Cybercriminals Swipe Digital Currencies Via "Audio Device Infiltration"
Scammers Target Job Seekers in Cryptocurrency Industry
In a recent development, a cybercrime scheme has been unveiled that aims to steal assets from job seekers targeting cryptocurrency companies. Taylor Monahan, a developer at MetaMask, revealed this scheme that targets macOS, Windows, and Linux operating systems.
The scheme, active on platforms like LinkedIn, Discord, Telegram, and freelance websites, is orchestrated by scammers posing as recruiters from companies such as Kraken, MEXC, Gemini, and Meta. These scammers offer high-paying, remote jobs for technical specialists, traders, and analysts, with salaries ranging from $200,000 to $350,000.
The attack on Japanese cryptocurrency exchange DMM Bitcoin, which resulted in $308 million in losses, was previously carried out by North Korean state-backed hackers known as TraderTraitor. However, it's not specified if the current scheme is linked to any state-sponsored groups.

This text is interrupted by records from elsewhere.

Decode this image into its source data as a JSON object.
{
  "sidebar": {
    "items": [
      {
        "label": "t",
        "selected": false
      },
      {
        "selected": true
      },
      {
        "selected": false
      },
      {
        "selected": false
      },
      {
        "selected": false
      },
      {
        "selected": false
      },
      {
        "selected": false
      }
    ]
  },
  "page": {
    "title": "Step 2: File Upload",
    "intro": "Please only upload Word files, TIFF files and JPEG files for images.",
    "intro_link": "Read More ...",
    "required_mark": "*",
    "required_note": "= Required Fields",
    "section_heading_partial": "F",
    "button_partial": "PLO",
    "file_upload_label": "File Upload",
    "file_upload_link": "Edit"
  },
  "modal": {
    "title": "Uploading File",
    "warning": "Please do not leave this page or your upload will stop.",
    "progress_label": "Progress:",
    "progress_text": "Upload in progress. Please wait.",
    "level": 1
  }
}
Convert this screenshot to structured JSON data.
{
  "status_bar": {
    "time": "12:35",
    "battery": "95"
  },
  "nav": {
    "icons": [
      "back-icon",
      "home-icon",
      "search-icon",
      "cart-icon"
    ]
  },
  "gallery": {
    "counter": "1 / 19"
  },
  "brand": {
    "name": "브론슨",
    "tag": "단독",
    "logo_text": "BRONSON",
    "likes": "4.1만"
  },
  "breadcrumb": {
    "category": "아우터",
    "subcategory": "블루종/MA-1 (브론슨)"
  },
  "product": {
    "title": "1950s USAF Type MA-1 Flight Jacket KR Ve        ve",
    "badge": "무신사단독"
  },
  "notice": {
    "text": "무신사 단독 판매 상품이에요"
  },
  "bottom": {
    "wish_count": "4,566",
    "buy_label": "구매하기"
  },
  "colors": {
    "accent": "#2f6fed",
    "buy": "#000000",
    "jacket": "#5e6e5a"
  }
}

The scheme typically starts with an initial contact and offer, where the scammer reaches out to job seekers, often through messaging apps or social media, claiming to be a recruiter from a well-known cryptocurrency company or recruitment agency. They offer high-paying, flexible remote jobs that require minimal effort, enticing victims with promises of daily earnings between $250 and $450 or more.
Victims are then directed to fake websites or digital platforms designed to look like legitimate company portals or marketing agencies. These sites often use gamification features—such as VIP levels, streak rewards, and performance incentives—to keep victims engaged and emotionally invested.
Victims are given simple online tasks to complete, which may involve transferring small crypto amounts or using fake crypto wallets. These tasks progressively require larger deposits or transfers, which scammers use to accumulate substantial stolen funds. Scammers demand payments or transfers exclusively in cryptocurrency, exploiting its pseudonymous nature to conceal money flows and facilitate laundering.
In the final stage, candidates are asked to record a video response during the interview process. A pop-up window requests access to the user's microphone and camera. It is not specified what happens after users follow these instructions.
The financial damage caused by this scheme is not specified by Monahan. However, some scam wallets have been documented to receive over $1.2 million within months, showing the scale of these operations.
Scammers may also leverage stolen personal and business contact information obtained through breaches or deceptive tactics to enhance their credibility or target victims with further social engineering attacks.
This scheme seems to be designed to steal sensitive information or assets from the victims. It's crucial for job seekers to exercise caution when applying for remote jobs, especially in the cryptocurrency industry, and to verify the authenticity of job offers before sharing any personal or financial information.
- Despite the lucrative offers of remote jobs with six-figure salaries in finance and technology, it's essential to be mindful of cybersecurity risks when investing in the cryptocurrency industry, given the recent unveiling of schemes aimed at stealing assets from job seekers.
- The scheme, often disguised as legitimate job offers from established cryptocurrency companies, requires victims to repeatedly transfer increasing amounts of cryptocurrency, demonstrating the intertwined nature of finance, technology, and cybersecurity in these scams.